Angela Merkel Continues Her Reisistance to “Crass Keynesianism”

by Mario Rizzo

Macro-policy economists are in a bad way. They cannot stand dissent. The New York Times reports that Angela Merkel’s government refuses to start spending as if it were going out of style. She sees the current crisis as the result of distortions caused by excessive and misdirected credit. Paul Krugman has also expressed frustration with the German lack of enthusiasm for a big stimulus. To give the reader the feel for this apoplexy:

Right now everyone sees the need for a large, pan-European fiscal stimulus.

Everyone, that is, except the Germans. Mrs. Merkel has become Frau Nein: if there is to be a rescue of the European economy, she wants no part of it, telling a party meeting that “we’re not going to participate in this senseless race for billions.”

Last week Peer Steinbrück, Mrs. Merkel’s finance minister, went even further. Not content with refusing to develop a serious stimulus plan for his own country, he denounced the plans of other European nations. He accused Britain, in particular, of engaging in “crass Keynesianism.”

Read the rest of it. Not only must the planners circumvent, when convenient, the legislative process in the US but they demand that the whole world follow in lock-step. One World, One Macro Theory, One Policy.

See my previous posts: Planning and Democracy, Interesting Idea from Angela  Merkel in Swabia.

4 thoughts on “Angela Merkel Continues Her Reisistance to “Crass Keynesianism”

  1. Mario,
    Germany continues to hold much more sensible views than the rest of Europe. On the other hand, they also have the best labor market.

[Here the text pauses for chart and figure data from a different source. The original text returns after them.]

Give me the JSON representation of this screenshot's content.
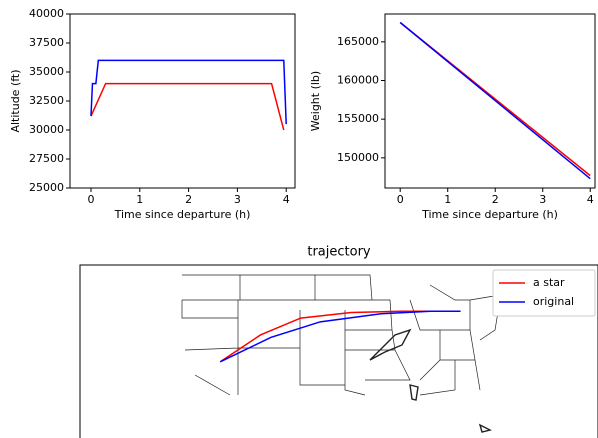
{
  "chart_data": [
    {
      "type": "line",
      "xlabel": "Time since departure (h)",
      "ylabel": "Altitude (ft)",
      "xlim": [
        -0.43,
        4.18
      ],
      "xticks": [
        0,
        1,
        2,
        3,
        4
      ],
      "ylim": [
        25000,
        40000
      ],
      "yticks": [
        25000,
        27500,
        30000,
        32500,
        35000,
        37500,
        40000
      ],
      "series": [
        {
          "color": "#ff0000",
          "x": [
            0,
            0.3,
            3.7,
            3.95
          ],
          "values": [
            31200,
            34000,
            34000,
            30000
          ]
        },
        {
          "color": "#0000ff",
          "x": [
            0,
            0.03,
            0.1,
            0.15,
            1,
            2,
            3,
            3.95,
            4.0
          ],
          "values": [
            31200,
            34000,
            34000,
            36000,
            36000,
            36000,
            36000,
            36000,
            30500
          ]
        }
      ]
    },
    {
      "type": "line",
      "xlabel": "Time since departure (h)",
      "ylabel": "Weight (lb)",
      "xlim": [
        -0.32,
        4.1
      ],
      "xticks": [
        0,
        1,
        2,
        3,
        4
      ],
      "ylim": [
        146100,
        168600
      ],
      "yticks": [
        150000,
        155000,
        160000,
        165000
      ],
      "series": [
        {
          "color": "#ff0000",
          "x": [
            0,
            4
          ],
          "values": [
            167500,
            147700
          ]
        },
        {
          "color": "#0000ff",
          "x": [
            0,
            4
          ],
          "values": [
            167500,
            147300
          ]
        }
      ]
    },
    {
      "type": "line",
      "title": "trajectory",
      "legend": "upper right",
      "xlim": [
        -128.7,
        -73.3
      ],
      "ylim": [
        22.3,
        50
      ],
      "series": [
        {
          "name": "a star",
          "color": "#ff0000",
          "x": [
            -113.7,
            -109.4,
            -105.1,
            -99.7,
            -94.4,
            -88.0
          ],
          "values": [
            34.5,
            38.8,
            41.5,
            42.4,
            42.6,
            42.6
          ]
        },
        {
          "name": "original",
          "color": "#0000ff",
          "x": [
            -113.7,
            -108.3,
            -103.0,
            -96.5,
            -91.2,
            -88.0
          ],
          "values": [
            34.5,
            38.4,
            40.9,
            42.2,
            42.6,
            42.6
          ]
        }
      ]
    }
  ]
}
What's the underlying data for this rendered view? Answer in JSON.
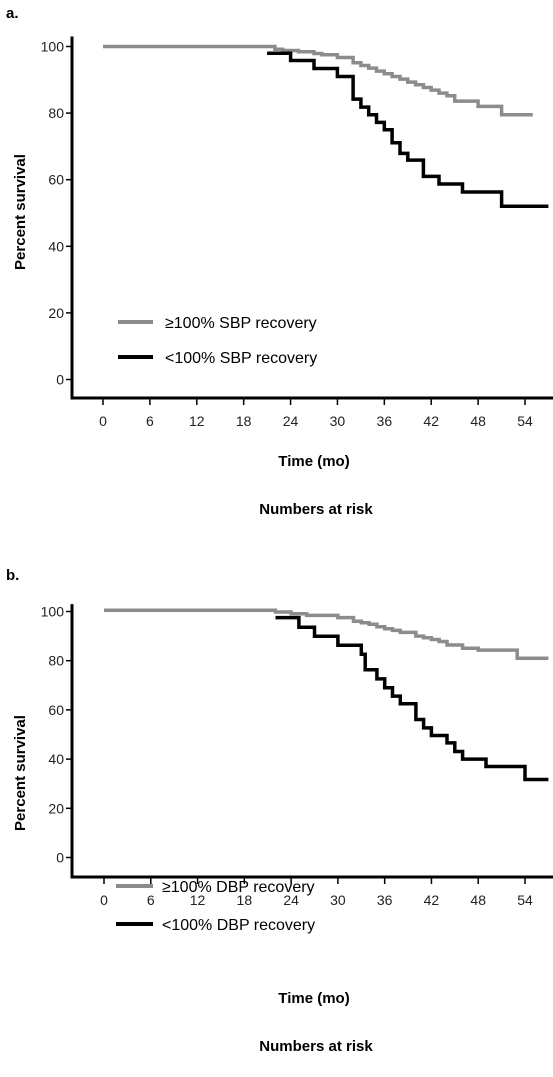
{
  "chart_data": [
    {
      "type": "line",
      "step": true,
      "panel_label": "a.",
      "xlabel": "Time (mo)",
      "ylabel": "Percent survival",
      "footer": "Numbers at risk",
      "xticks": [
        0,
        6,
        12,
        18,
        24,
        30,
        36,
        42,
        48,
        54
      ],
      "yticks": [
        0,
        20,
        40,
        60,
        80,
        100
      ],
      "xlim": [
        -6,
        57
      ],
      "ylim": [
        -5,
        103
      ],
      "grid": false,
      "legend_position": "bottom-left",
      "series": [
        {
          "name": "≥100% SBP recovery",
          "color": "#8c8c8c",
          "x": [
            0,
            22,
            23,
            25,
            27,
            28,
            30,
            32,
            33,
            34,
            35,
            36,
            37,
            38,
            39,
            40,
            41,
            42,
            43,
            44,
            45,
            48,
            51,
            55
          ],
          "y": [
            100,
            99.2,
            98.8,
            98.4,
            97.9,
            97.5,
            96.7,
            95.1,
            94.3,
            93.5,
            92.6,
            91.8,
            91.0,
            90.2,
            89.3,
            88.5,
            87.7,
            86.9,
            86.0,
            85.2,
            83.6,
            82.0,
            79.5,
            79.5
          ]
        },
        {
          "name": "<100% SBP recovery",
          "color": "#000000",
          "x": [
            21,
            22,
            24,
            27,
            30,
            32,
            33,
            34,
            35,
            36,
            37,
            38,
            39,
            40,
            41,
            43,
            44,
            46,
            49,
            51,
            57
          ],
          "y": [
            98,
            98,
            95.8,
            93.4,
            91.0,
            84.2,
            81.8,
            79.5,
            77.2,
            75.0,
            71.1,
            67.9,
            65.9,
            65.9,
            61.0,
            58.7,
            58.7,
            56.3,
            56.3,
            52.0,
            52.0
          ]
        }
      ]
    },
    {
      "type": "line",
      "step": true,
      "panel_label": "b.",
      "xlabel": "Time (mo)",
      "ylabel": "Percent survival",
      "footer": "Numbers at risk",
      "xticks": [
        0,
        6,
        12,
        18,
        24,
        30,
        36,
        42,
        48,
        54
      ],
      "yticks": [
        0,
        20,
        40,
        60,
        80,
        100
      ],
      "xlim": [
        -6,
        57
      ],
      "ylim": [
        -5,
        103
      ],
      "grid": false,
      "legend_position": "bottom-left",
      "series": [
        {
          "name": "≥100% DBP recovery",
          "color": "#8c8c8c",
          "x": [
            0,
            22,
            24,
            26,
            30,
            32,
            33,
            34,
            35,
            36,
            37,
            38,
            40,
            41,
            42,
            43,
            44,
            46,
            48,
            53,
            57
          ],
          "y": [
            100.5,
            99.8,
            99.1,
            98.4,
            97.5,
            96.0,
            95.4,
            94.8,
            93.8,
            93.0,
            92.3,
            91.5,
            90.0,
            89.3,
            88.6,
            87.8,
            86.4,
            85.1,
            84.3,
            81.0,
            81.0
          ]
        },
        {
          "name": "<100% DBP recovery",
          "color": "#000000",
          "x": [
            22,
            23,
            25,
            27,
            30,
            33,
            33.5,
            34,
            35,
            36,
            37,
            38,
            40,
            41,
            42,
            44,
            45,
            46,
            49,
            54,
            57
          ],
          "y": [
            97.5,
            97.5,
            93.6,
            89.9,
            86.3,
            82.6,
            76.3,
            76.3,
            72.6,
            69.0,
            65.6,
            62.5,
            56.1,
            52.7,
            49.6,
            46.6,
            43.1,
            40.0,
            37.0,
            31.7,
            31.7
          ]
        }
      ]
    }
  ]
}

    What’s interesting to me is how much better the ECB is than the Fed. Jurgen Stark, chief economist at the ECB, has referred favorably to papers in his speeches that are empirical studies of booms & busts which lay the blame at expansions of money and credit. The head of the Bundesbank, Axel Weber, also is pretty reasonable. If you ever check out their Monthly Bulletins, they actually care what happens to monetary aggregates at the ECB.

    Not saying they’re perfect over there, but they have much more reasonable monetary policy (in addition to their fiscal policy) than in the U.S.

  2. Indeed, J. Stark must be one of the main man behind the rather reluctant responses of the ECB. In accordance with a paper I co-wrote, he has officially stated that “rolling bubbles” fuelled by too much liquidity, seem to roll from one market to another (as long as liquidity conditions are undue).
    When I met J. Stark, he was friendly and sharp minded person. His views on the importance of monetary stability seem to be close to ours.

  3. I want to thank Andreas for this very interesting contribution to an important discussion. Andreas will be a visiting fellow at NYU in the Fall, 2009.